Manel retirou depois a cobertura, feita de uma câmara-de-ar da roda de um camião, e tentou colocar o motor de rega a funcionar. O barulho tonitruante acabou por assustar Girolme, que se afastou ligeiramente. Como não estava a puxar a água, Manel teve de o desligar e repetiu, em vão, o procedimento.
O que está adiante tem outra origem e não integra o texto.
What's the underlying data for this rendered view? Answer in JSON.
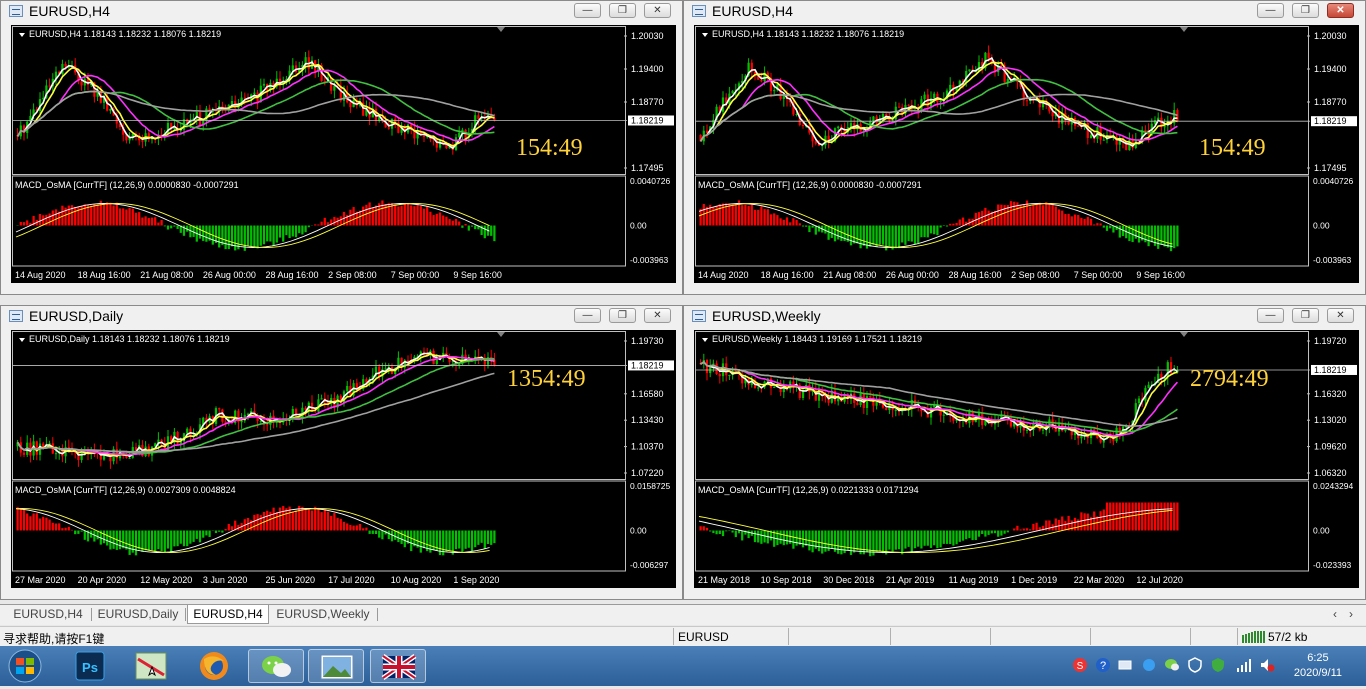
{
  "windows": [
    {
      "title": "EURUSD,H4",
      "info": "EURUSD,H4  1.18143 1.18232 1.18076 1.18219",
      "timer": "154:49",
      "yticks": [
        "1.20030",
        "1.19400",
        "1.18770",
        "1.18219",
        "1.17495"
      ],
      "macd_label": "MACD_OsMA [CurrTF] (12,26,9) 0.0000830 -0.0007291",
      "macd_ticks": [
        "0.0040726",
        "0.00",
        "-0.003963"
      ],
      "xticks": [
        "14 Aug 2020",
        "18 Aug 16:00",
        "21 Aug 08:00",
        "26 Aug 00:00",
        "28 Aug 16:00",
        "2 Sep 08:00",
        "7 Sep 00:00",
        "9 Sep 16:00"
      ]
    },
    {
      "title": "EURUSD,H4",
      "info": "EURUSD,H4  1.18143 1.18232 1.18076 1.18219",
      "timer": "154:49",
      "yticks": [
        "1.20030",
        "1.19400",
        "1.18770",
        "1.18219",
        "1.17495"
      ],
      "macd_label": "MACD_OsMA [CurrTF] (12,26,9) 0.0000830 -0.0007291",
      "macd_ticks": [
        "0.0040726",
        "0.00",
        "-0.003963"
      ],
      "xticks": [
        "14 Aug 2020",
        "18 Aug 16:00",
        "21 Aug 08:00",
        "26 Aug 00:00",
        "28 Aug 16:00",
        "2 Sep 08:00",
        "7 Sep 00:00",
        "9 Sep 16:00"
      ]
    },
    {
      "title": "EURUSD,Daily",
      "info": "EURUSD,Daily  1.18143 1.18232 1.18076 1.18219",
      "timer": "1354:49",
      "yticks": [
        "1.19730",
        "1.18219",
        "1.16580",
        "1.13430",
        "1.10370",
        "1.07220"
      ],
      "macd_label": "MACD_OsMA [CurrTF] (12,26,9) 0.0027309 0.0048824",
      "macd_ticks": [
        "0.0158725",
        "0.00",
        "-0.006297"
      ],
      "xticks": [
        "27 Mar 2020",
        "20 Apr 2020",
        "12 May 2020",
        "3 Jun 2020",
        "25 Jun 2020",
        "17 Jul 2020",
        "10 Aug 2020",
        "1 Sep 2020"
      ]
    },
    {
      "title": "EURUSD,Weekly",
      "info": "EURUSD,Weekly  1.18443 1.19169 1.17521 1.18219",
      "timer": "2794:49",
      "yticks": [
        "1.19720",
        "1.18219",
        "1.16320",
        "1.13020",
        "1.09620",
        "1.06320"
      ],
      "macd_label": "MACD_OsMA [CurrTF] (12,26,9) 0.0221333 0.0171294",
      "macd_ticks": [
        "0.0243294",
        "0.00",
        "-0.023393"
      ],
      "xticks": [
        "21 May 2018",
        "10 Sep 2018",
        "30 Dec 2018",
        "21 Apr 2019",
        "11 Aug 2019",
        "1 Dec 2019",
        "22 Mar 2020",
        "12 Jul 2020"
      ]
    }
  ],
  "tabs": [
    "EURUSD,H4",
    "EURUSD,Daily",
    "EURUSD,H4",
    "EURUSD,Weekly"
  ],
  "active_tab": 2,
  "status": {
    "help": "寻求帮助,请按F1键",
    "symbol": "EURUSD",
    "traffic": "57/2 kb"
  },
  "taskbar": {
    "time": "6:25",
    "date": "2020/9/11",
    "apps": [
      "windows-start",
      "photoshop",
      "map-app",
      "firefox",
      "wechat",
      "photo-viewer",
      "uk-flag-app"
    ]
  },
  "colors": {
    "bull": "#00c000",
    "bear": "#ff0000",
    "timer": "#ffd23a",
    "ma_white": "#ffffff",
    "ma_yellow": "#ffff40",
    "ma_magenta": "#ff30ff",
    "ma_green": "#40c040",
    "ma_gray": "#a0a0a0"
  }
}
No final de mais uma tentativa, Manel colocou-se depois ao lado de Girolme e, passando a mão pelo bigode saliente, concluiu:
– Trabalha e nom deita água: só pode ser da bela.
Girolme nada sabia sobre motores. Entretanto, Asdrúbal, perturbado pelas tentativas infrutíferas, chegou à fonte. Apelidando o filho de «coisa bruta», meteu a mangueira para dentro da água e pôs o motor a trabalhar. Mandou depois Manel seguir a água e começar o regadio. Desculpou-se então perante Girolme por algumas falhas do filho e adiantou que apesar de ser despassarado, ele era boa pessoa. Girolme sorriu e pensou que deveria bastar ser-se boa pessoa; o resto era irrelevante. Seguiram depois ao longo do rego da água e encontraram Manel muito atarefado, rodopiando com perícia a enxada por entre a folhagem das batatas.
Girolme voltou à capela e reencontrou Luís, que estava sentado debaixo de um sobreiro a esculpir num pedaço de cortiça. Ali permaneceram por mais de duas horas, enquanto o sol contornava o mosteiro e ameaçava esconder-se por detrás da encosta. Falaram sobretudo do passado de Girolme e de como ele ali tinha chegado. Girolme lá foi dispondo as memórias em histórias mais ou menos verosímeis. Valorizou o que lhe parecia mais relevante e obliterou as contrariedades: mencionou que era amigo do doutor António, mas não referiu o tempo da prisão; salientou a sua dedicação a Nossa Senhora, mas ignorou a experiência circense; incluiu a mais-valia de uma experiência laboral noutro país, mas não referiu a clandestinidade. Luís também ia adiantando alguns pormenores sobre si e a sua família, mas falava principalmente do trabalho. Apesar de Girolme lhe parecer um pouco estranho, Luís parecia disposto a emprestar-lhe as chaves da confiança.